Si l’on essaye d’éclairer l’usage correct des médicaments psychotropes, on est partagé entre deux courants opposés.
Le premier est axé sur l’incroyable progrès de la science – dont il faut retenir au moins deux dates : 1949, la découverte par J.F. Cade du sel de lithium qui a permit de traiter la psychose maniaco-dépressive ; ou encore, 1952, année de la découverte de la chlorpromazine par H. Laborit, considéré comme le premier neuroleptique, qui a révolutionné le traitement de psychotiques internés. Cette perspective révolutionnaire a porté désormais l’espoir d’une « guérison » possible pour des sujets souffrant de divers troubles psychiatriques et psychologiques.
Le deuxième courant, qui lui serait hostile, dénonce une généralisation indiscriminée et abusive des médicaments pour traiter tout symptôme psychique. Ce faisant, il confond, par exemple, la tristesse résultant d’un deuil normal avec la dépression. Ou préconise la ritaline à tout enfant un peu « agité » qui, soupçonné d’être atteint d'un syndrome hyperactif, répond en réalité à une dépression maternelle, qui est tout de même une réponse symptomatique souhaitable, et qui mérite une écoute attentive. Comme indice de cette tendance, il suffit de rappeler que la France est marquée par une surconsommation trois fois plus importante de "médocs" que la moyenne, après l’Angleterre et l’Allemagne.

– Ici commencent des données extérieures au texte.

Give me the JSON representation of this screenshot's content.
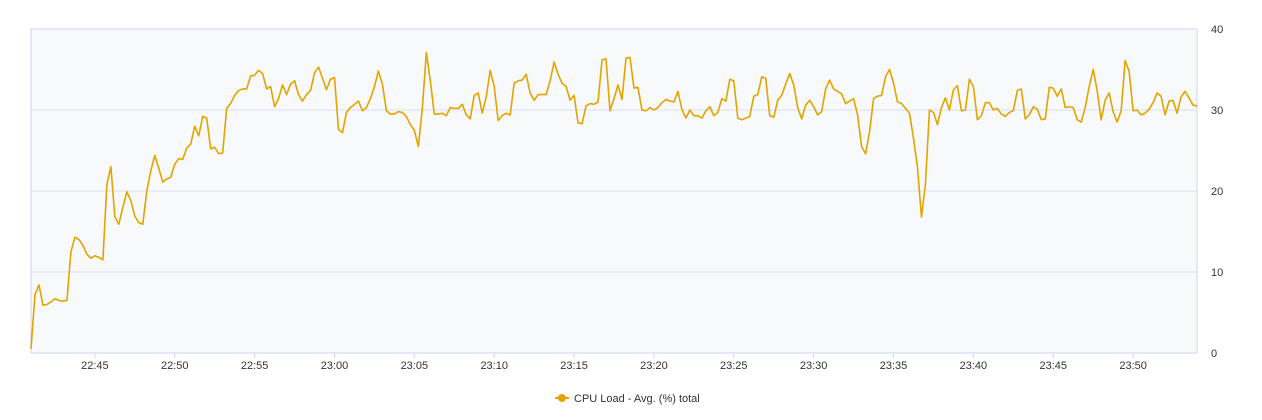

Faisons la part de choses entre cet espoir scientifique positiviste des médicaments psychotropes, et une démonisation de « la drogue », installée comme soupçon - notamment à partir des années 80, retour de bâton des années de gloire en 60-70, marquées par « un culte à la drogue » récréative comme moyen d’évasion.
Il est indéniable que l’introduction des psychotropes a modifié à tout jamais l’offre thérapeutique proposée aux sujets souffrants, allant jusqu’à altérer la « carte » nosographique des maladies psychiatriques. Nous en sommes reconnaissants, car bien employé – c'est-à-dire après un diagnostique différentiel et sur un temps limité, et soumis à un contrôle périodique pour éviter l’accoutumance -, l’usage des psychotropes s’avère un outil précieux pour soulager une souffrance insupportable qui peut conduire à un sujet à des passages à l’acte sévères.
Le sujet peut s’en servir comme d’une « béquille » le temps de la convalescence pour l’aider à « se remettre à marcher sur ses deux jambes ». Mais personne ne souhaiterait devenir l’otage d’une dépendance médicamenteuse, qui n’est pas très loin d’une toxicomanie « légalisée ». Un traitement médicamenteux ne pourra jamais remplacer les bienfaits liés aux changements durables que peut apporter une psychothérapie.
Les deux sont subsidiaires, et sont complémentaires dans le chemin qui mène vers un allègement de la souffrance. Nul n’oserait songer à les opposer comme antagonistes, car selon le sujet, le type de trouble, le degré de mal-être, leur conjonction s’avère un véritable atout pour redonner une dignité au sujet dans la maladie, pouvant à terme le délivrer de son poids.